The Treasury is seeking comments on how to define “original use” for purposes of QOZ business property, especially for property that is abandoned, vacant, or portable.

In addition, QOZ business property must be “substantially all” in a QOZ.  The proposed rules state that this requirement will be met if 70% or more of the property is in a QOZ.

What are the tax benefits?

Investors in QOZs can receive both deferral on capital gains taxes on investments the profit of which is rolled over into an O Fund (within 180 days of the sale to an unrelated party) as well as an exclusion from tax of up to 15% of those gains.  Plus, full exclusion of those gains earned by deferred-gains investments within the O Fund is available. Here is how it works:

For capital gains reinvested into an O Fund:

  • Temporary deferral (up to nine years) of capital gains reinvested in an O Fund;
  • A 10% reduction in tax on the gain if the investor holds interest in the O Fund for five years;
  • An additional 5% reduction in tax if the interest in the O Fund is held for seven years.
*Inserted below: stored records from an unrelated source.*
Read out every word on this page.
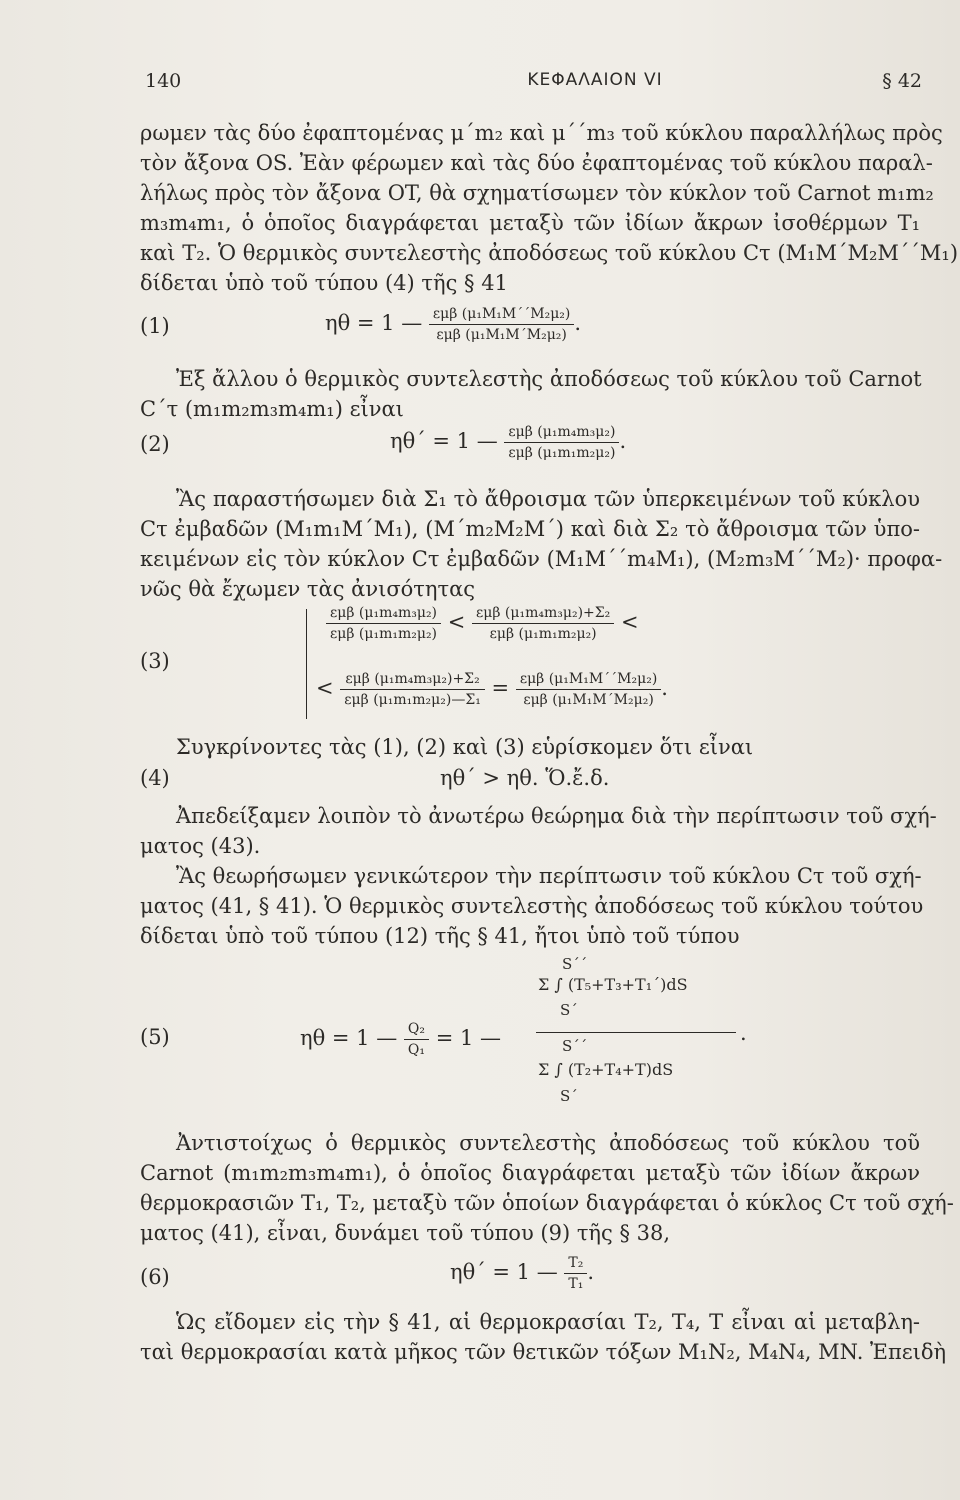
140	ΚΕΦΑΛΑΙΟΝ VI	§ 42
ρωμεν τὰς δύο ἐφαπτομένας μ΄m₂ καὶ μ΄΄m₃ τοῦ κύκλου παραλλήλως πρὸς
τὸν ἄξονα OS. Ἐὰν φέρωμεν καὶ τὰς δύο ἐφαπτομένας τοῦ κύκλου παραλ-
λήλως πρὸς τὸν ἄξονα OT, θὰ σχηματίσωμεν τὸν κύκλον τοῦ Carnot m₁m₂
m₃m₄m₁, ὁ ὁποῖος διαγράφεται μεταξὺ τῶν ἰδίων ἄκρων ἰσοθέρμων T₁
καὶ T₂. Ὁ θερμικὸς συντελεστὴς ἀποδόσεως τοῦ κύκλου Cτ (M₁M΄M₂M΄΄M₁)
δίδεται ὑπὸ τοῦ τύπου (4) τῆς § 41
(1)	ηθ = 1 — $\frac{\text{εμβ (μ₁M₁M΄΄M₂μ₂)}}{\text{εμβ (μ₁M₁M΄M₂μ₂)}}$ .
Ἐξ ἄλλου ὁ θερμικὸς συντελεστὴς ἀποδόσεως τοῦ κύκλου τοῦ Carnot
C΄τ (m₁m₂m₃m₄m₁) εἶναι
(2)	ηθ΄ = 1 — $\frac{\text{εμβ (μ₁m₄m₃μ₂)}}{\text{εμβ (μ₁m₁m₂μ₂)}}$ .
Ἂς παραστήσωμεν διὰ Σ₁ τὸ ἄθροισμα τῶν ὑπερκειμένων τοῦ κύκλου
Cτ ἐμβαδῶν (M₁m₁M΄M₁), (M΄m₂M₂M΄) καὶ διὰ Σ₂ τὸ ἄθροισμα τῶν ὑπο-
κειμένων εἰς τὸν κύκλον Cτ ἐμβαδῶν (M₁M΄΄m₄M₁), (M₂m₃M΄΄M₂)· προφα-
νῶς θὰ ἔχωμεν τὰς ἀνισότητας
(3)
$\frac{\text{εμβ (μ₁m₄m₃μ₂)}}{\text{εμβ (μ₁m₁m₂μ₂)}} < \frac{\text{εμβ (μ₁m₄m₃μ₂)+Σ₂}}{\text{εμβ (μ₁m₁m₂μ₂)}}$ <
< $\frac{\text{εμβ (μ₁m₄m₃μ₂)+Σ₂}}{\text{εμβ (μ₁m₁m₂μ₂)—Σ₁}} = \frac{\text{εμβ (μ₁M₁M΄΄M₂μ₂)}}{\text{εμβ (μ₁M₁M΄M₂μ₂)}}$ .
Συγκρίνοντες τὰς (1), (2) καὶ (3) εὑρίσκομεν ὅτι εἶναι
(4)	ηθ΄ > ηθ. Ὅ.ἔ.δ.
Ἀπεδείξαμεν λοιπὸν τὸ ἀνωτέρω θεώρημα διὰ τὴν περίπτωσιν τοῦ σχή-
ματος (43).
Ἂς θεωρήσωμεν γενικώτερον τὴν περίπτωσιν τοῦ κύκλου Cτ τοῦ σχή-
ματος (41, § 41). Ὁ θερμικὸς συντελεστὴς ἀποδόσεως τοῦ κύκλου τούτου
δίδεται ὑπὸ τοῦ τύπου (12) τῆς § 41, ἤτοι ὑπὸ τοῦ τύπου
(5)	ηθ = 1 — $\frac{\text{Q₂}}{\text{Q₁}} = 1$ —
S΄΄
Σ ∫ (T₅+T₃+T₁΄)dS
S΄
S΄΄
Σ ∫ (T₂+T₄+T)dS
S΄
.
Ἀντιστοίχως ὁ θερμικὸς συντελεστὴς ἀποδόσεως τοῦ κύκλου τοῦ
Carnot (m₁m₂m₃m₄m₁), ὁ ὁποῖος διαγράφεται μεταξὺ τῶν ἰδίων ἄκρων
θερμοκρασιῶν T₁, T₂, μεταξὺ τῶν ὁποίων διαγράφεται ὁ κύκλος Cτ τοῦ σχή-
ματος (41), εἶναι, δυνάμει τοῦ τύπου (9) τῆς § 38,
(6)	ηθ΄ = 1 — $\frac{\text{T₂}}{\text{T₁}}$ .
Ὡς εἴδομεν εἰς τὴν § 41, αἱ θερμοκρασίαι T₂, T₄, T εἶναι αἱ μεταβλη-
ταὶ θερμοκρασίαι κατὰ μῆκος τῶν θετικῶν τόξων M₁N₂, M₄N₄, MN. Ἐπειδὴ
For future capital gains on investments accrued while in an O Fund:

  • If held for at least 10 years, gains realized on investments made in connection with a deferral election (capital gains invested into an O Fund on which tax is deferred) are excluded from tax.
  • Gains made in connection with investments that were non-gains funds initially are not eligible for this benefit.

What are the state law concerns?

States may attract more investment in QOZs by conforming state tax laws to the federal laws regarding capital gains. They can offer additional incentives by relieving the investor from paying the state capital gains rates on income earned from QOZ investments. States will likely be reviewing their tax codes in response to the federal changes. Visit our page on realtorparty.realtor(link is external) for more information on the states’ capital gains rates.

What’s next?

Proposed regulations for the QOZ program were released by the Treasury in October 2018 for review and comment by the public, and the IRS will hold a public hearing on the issue on January 10, 2019. Further rulemaking is expected to address other aspects of the program.  NAR is closely monitoring this, and will provide feedback on those proposed regulations to ensure the program is successful. 

ADDITIONAL RESOURCES

Vermont Resources

Vermont’s Agency of Commerce and Community Development works with Vermont communities to take full advantage of the Qualified Opportunity Zones program. The agency provides workshops, FAQs, resources, and maps for QOZs.